Peço a Palavra
segunda-feira, outubro 25, 2004
 
Casos análogos
Rocco Buttiglione é o nome da mais recente celeuma da política europeia. José Manuel Barroso escolheu-o para se ocupar da política comunitária na área da Justiça. Escolha essa intolerável, de acordo com um coro de críticas: Rocco é católico. Entendem-se como inaceitáveis as opiniões expressas por Buttiglione acerca da homossexualidade e do papel da mulher na sociedade -- que adviriam da sua religiosidade. Mais, entende-se que tais opiniões são repulsivas à luz dos valores maioritários que proliferam no tecido social europeu. E que a sua religiosidade não se coaduna com as tarefas que lhe vão ser atribuídas -- receia-se que tente utilizar os poderes que lhe são conferidos para evangelizar.

Ora, convém esclarecer desde já que este não é um dilema novo. As razões apontadas para obstar ao empossamento de Buttiglione são manifestações da mesma razão que conduziu o Parlamento francês à aprovação da Lei do Véu e que origina o erguimento de obstáculos à adesão da Turquia à UE. E que sustenta a argumentação daqueles que pretendem deixar ao largo do preâmbulo da Constituição Europeia qualquer referência à herança cristã na fundação da Europa -- nem se discutindo, inclusivamente, o contributo das demais religiões abramânicas. Numa palavra: em causa está a contradição existente no nosso mundo europeu entre materialismo secular e crença, contradição essa que já foi apontada, por exemplo, por Akbar S. Ahmed (Pós-Modernismo e Islão).

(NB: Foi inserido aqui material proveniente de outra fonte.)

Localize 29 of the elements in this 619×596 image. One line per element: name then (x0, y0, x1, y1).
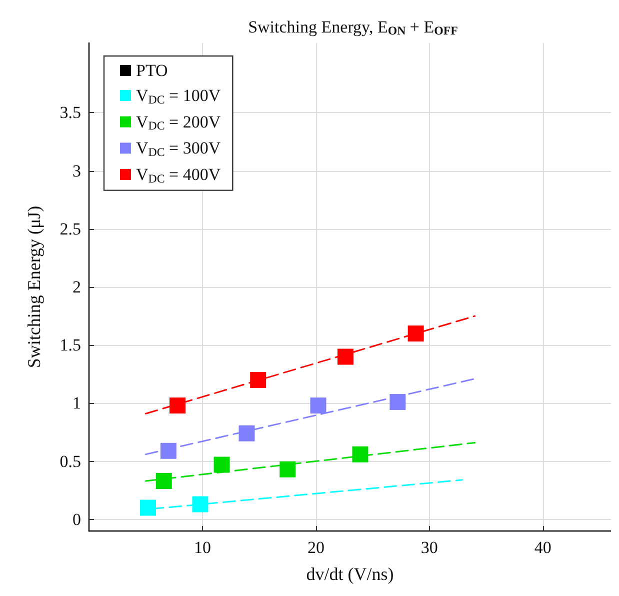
y-tick-label: 3.5 (60, 103, 81, 122)
point (160, 442, 176, 459)
point (170, 398, 186, 414)
y-tick-label: 3 (72, 161, 81, 180)
point (310, 398, 326, 414)
y-tick-label: 1 (72, 394, 81, 413)
y-tick-label: 2.5 (60, 219, 81, 238)
y-axis-title: Switching Energy (μJ) (24, 206, 44, 368)
point (352, 446, 368, 462)
y-tick-label: 0 (72, 510, 81, 529)
x-tick-label: 20 (307, 538, 324, 557)
legend-label: PTO (136, 61, 168, 80)
point (280, 461, 296, 478)
point (156, 473, 172, 490)
point (238, 425, 255, 442)
point (192, 496, 208, 512)
point (214, 456, 230, 473)
x-tick-label: 40 (534, 538, 552, 557)
point (140, 500, 156, 516)
y-tick-label: 0.5 (60, 452, 81, 471)
y-tick-label: 2 (72, 278, 81, 296)
point (408, 325, 424, 342)
y-tick-label: 1.5 (60, 336, 81, 355)
point (337, 348, 354, 365)
point (390, 394, 406, 410)
x-tick-label: 10 (194, 538, 211, 557)
x-tick-label: 30 (420, 538, 438, 557)
point (250, 372, 266, 388)
x-axis-title: dv/dt (V/ns) (306, 564, 394, 584)
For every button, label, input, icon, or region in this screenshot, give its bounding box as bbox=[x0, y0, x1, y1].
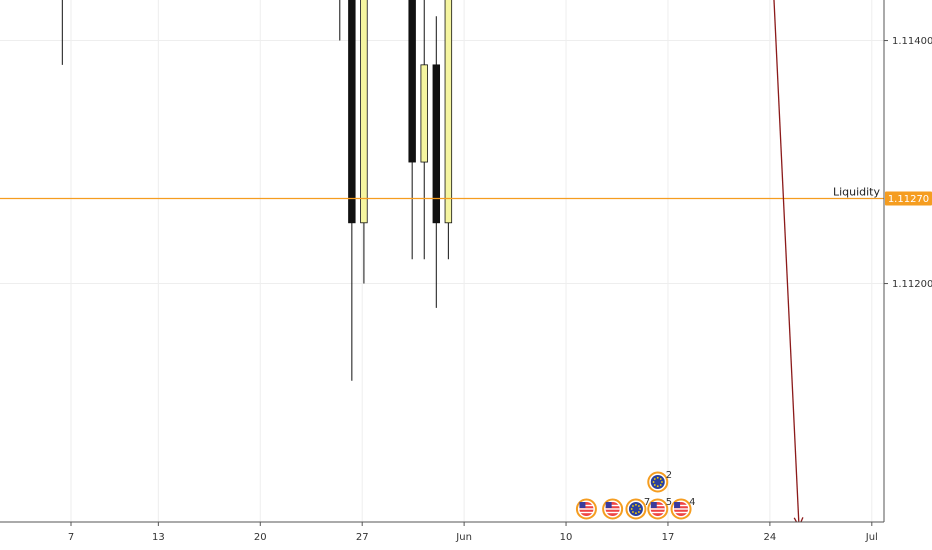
eu-flag-star bbox=[635, 512, 637, 515]
candle bbox=[420, 0, 428, 260]
event-count: 4 bbox=[689, 497, 695, 508]
event-eu-flag[interactable]: 2 bbox=[647, 470, 672, 493]
candles bbox=[61, 0, 453, 381]
us-flag-stripe bbox=[605, 511, 620, 514]
projection bbox=[773, 0, 804, 529]
time-tick-label: 20 bbox=[254, 532, 267, 543]
us-flag-stripe bbox=[605, 504, 620, 507]
price-axis[interactable]: 1.144001.142001.140001.138001.136001.134… bbox=[883, 0, 932, 550]
us-flag-stripe bbox=[674, 508, 689, 510]
candle bbox=[444, 0, 453, 260]
eu-flag-star bbox=[653, 478, 656, 480]
eu-flag-star bbox=[630, 508, 633, 510]
us-flag-canton bbox=[605, 502, 612, 508]
eu-flag-star bbox=[632, 505, 634, 507]
candle-up bbox=[360, 0, 368, 224]
candle bbox=[360, 0, 368, 284]
eu-flag-star bbox=[661, 481, 663, 483]
event-count: 2 bbox=[666, 470, 672, 481]
us-flag-canton bbox=[650, 502, 657, 508]
price-tag bbox=[885, 191, 932, 206]
event-eu-flag[interactable]: 7 bbox=[625, 497, 650, 520]
candle-down bbox=[408, 0, 416, 163]
us-flag-stripe bbox=[579, 508, 594, 510]
eu-flag-star bbox=[656, 476, 659, 479]
candle bbox=[408, 0, 416, 260]
eu-flag-star bbox=[652, 481, 655, 483]
grid bbox=[0, 0, 884, 522]
time-tick-label: Jul bbox=[865, 532, 878, 543]
time-tick-label: 7 bbox=[68, 532, 74, 543]
event-count: 7 bbox=[644, 497, 650, 508]
eu-flag-star bbox=[637, 505, 640, 507]
candle-up bbox=[444, 0, 453, 224]
eu-flag-star bbox=[637, 511, 640, 513]
candle bbox=[432, 16, 441, 308]
projection-line bbox=[773, 0, 800, 527]
eu-flag-star bbox=[659, 478, 662, 480]
price-tick-label: 1.11400 bbox=[892, 36, 932, 47]
event-us-flag[interactable] bbox=[575, 498, 597, 520]
time-tick-label: 27 bbox=[356, 532, 369, 543]
us-flag-canton bbox=[674, 502, 681, 508]
us-flag-stripe bbox=[650, 504, 665, 507]
level-label: Liquidity bbox=[833, 186, 881, 199]
us-flag-stripe bbox=[650, 508, 665, 510]
event-us-flag[interactable]: 4 bbox=[670, 497, 696, 520]
us-flag-stripe bbox=[579, 511, 594, 514]
us-flag-stripe bbox=[674, 504, 689, 507]
eu-flag-star bbox=[635, 503, 637, 506]
price-tick-label: 1.11200 bbox=[892, 279, 932, 290]
us-flag-stripe bbox=[674, 511, 689, 514]
time-tick-label: 17 bbox=[662, 532, 675, 543]
price-tag-label: 1.11270 bbox=[888, 194, 929, 205]
event-us-flag[interactable]: 5 bbox=[647, 497, 672, 520]
candle bbox=[61, 0, 63, 65]
us-flag-stripe bbox=[650, 511, 665, 514]
candle bbox=[339, 0, 341, 41]
price-axis-bg bbox=[884, 0, 932, 550]
candle-up bbox=[420, 64, 428, 163]
price-tags: 1.137181.136791.133391.132231.131101.129… bbox=[885, 191, 932, 206]
eu-flag-star bbox=[653, 484, 656, 486]
us-flag-stripe bbox=[605, 508, 620, 510]
eu-flag-star bbox=[656, 485, 659, 488]
level-liquidity-4: Liquidity 1.11270 bbox=[0, 186, 932, 206]
us-flag-stripe bbox=[579, 504, 594, 507]
event-us-flag[interactable] bbox=[602, 498, 624, 520]
price-levels: OB1.13718OB1.13679Weekly Open1.13339Liqu… bbox=[0, 186, 932, 206]
time-axis[interactable]: 7 13 20 27 Jun 10 17 24 Jul bbox=[0, 521, 932, 550]
eu-flag-star bbox=[639, 508, 642, 510]
event-count: 5 bbox=[666, 497, 672, 508]
candle-down bbox=[348, 0, 356, 224]
us-flag-canton bbox=[579, 502, 586, 508]
time-tick-label: Jun bbox=[455, 532, 472, 543]
candle bbox=[348, 0, 356, 381]
time-tick-label: 10 bbox=[560, 532, 573, 543]
economic-events: 7 5 4 2 bbox=[575, 470, 696, 520]
time-tick-label: 24 bbox=[764, 532, 777, 543]
time-tick-label: 13 bbox=[152, 532, 165, 543]
time-axis-bg bbox=[0, 522, 932, 550]
eu-flag-star bbox=[659, 484, 662, 486]
eu-flag-star bbox=[632, 511, 634, 513]
candle-down bbox=[432, 64, 441, 224]
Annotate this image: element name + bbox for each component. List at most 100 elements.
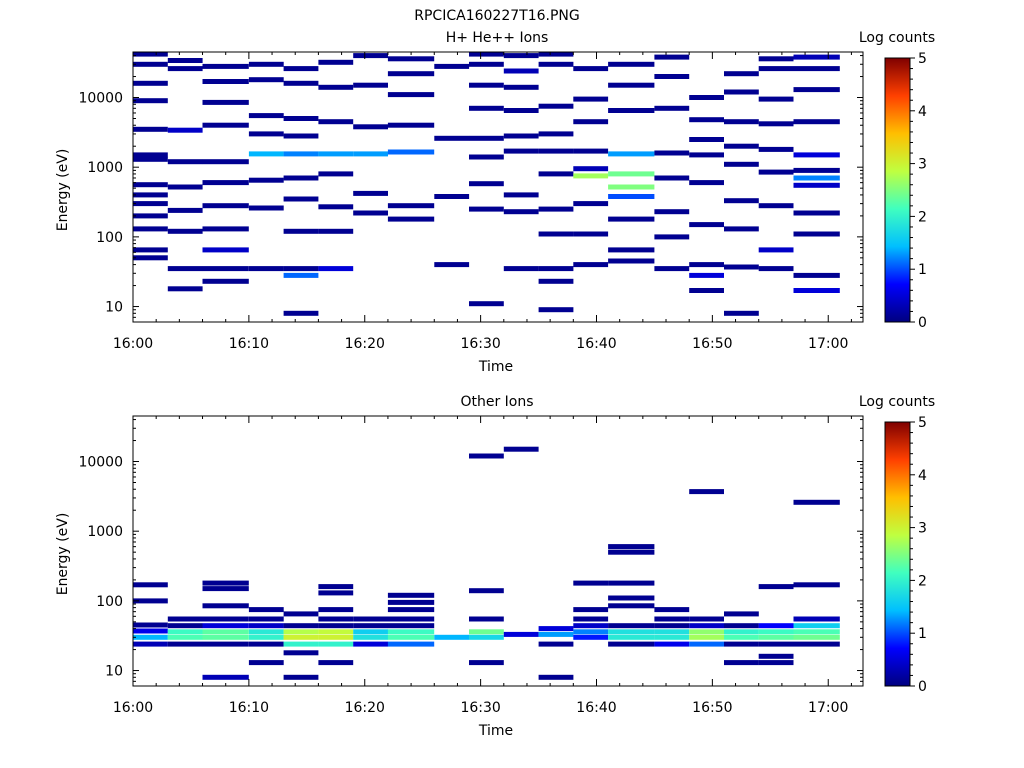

O que se argumenta é que o projecto europeu é um projecto isento de influências sujeitas a discussão, a divisionismos. É um projecto que se pretende congregador e não representante de um ponto de vista. É por esse motivo que o exercício de funções públicas deve ser dissociado de qualquer código moral -- sobretudo se esse código for oriundo da esfera religiosa. E, do mesmo modo, é por isso que a configuração da própria UE não deve estar relacionada com qualquer legado ou interferência da esfera religiosa.
Nesta perspectiva, aceitar que o projecto europeu está historicamente associado a um legado dessa natureza ou que os agentes políticos envolvidos nesse processo se guiam por esses padrões morais é um retrocesso. Porque tal evento representaria um suposto desvirtuamento do projecto multi-cultural europeu.

É esta a mentira que importa desmascarar. Em primeiro lugar, é uma falsidade histórica. A esfera religiosa teve um papel central na vivência europeia e dos europeus ao longo dos séculos. E constitui um substracto precioso do projecto europeu.
Para além do mais, a argumentação é absurda -- e é absurda porque oculta a verdade. Qualquer indivíduo é um agente moral. Um indivíduo que rejeite um código moral de origem religiosa não irá, consequentemente, actuar cegamente como um autómato. Ele actuará de acordo com outro código moral -- um código moral de índole materialista, onde os vectores de religiosidade não entram. Esse código moral é o do materialismo secular. Simplisticamente e no campo da decisão política, o materialismo secular é um fruto do Iluminismo e do materialismo. É o domínio da tecnocracia, o campo privilegiado do utilitarismo materialista. É esta a verdade que não se diz em voz alta.

Ou seja, o fenómeno a que assistimos não é o da criação de um espaço livre para um exercício asséptico de poderes. O que se quer é substituir um código moral por outro.
A Constituição Europeia, a Turquia, a Lei do Véu e o caso Buttiglione são manifestações de um mundo que se sente pouco à-vontade com a crença. A luta a que assistimos não é, pois, a da defesa do projecto europeu contra investidas de um mundo religioso, velho e regressivo. Assistimos sim à sobrevivência, no espaço europeu, da possibilidade de haver agentes morais que se guiam por códigos religiosos ou não materialistas.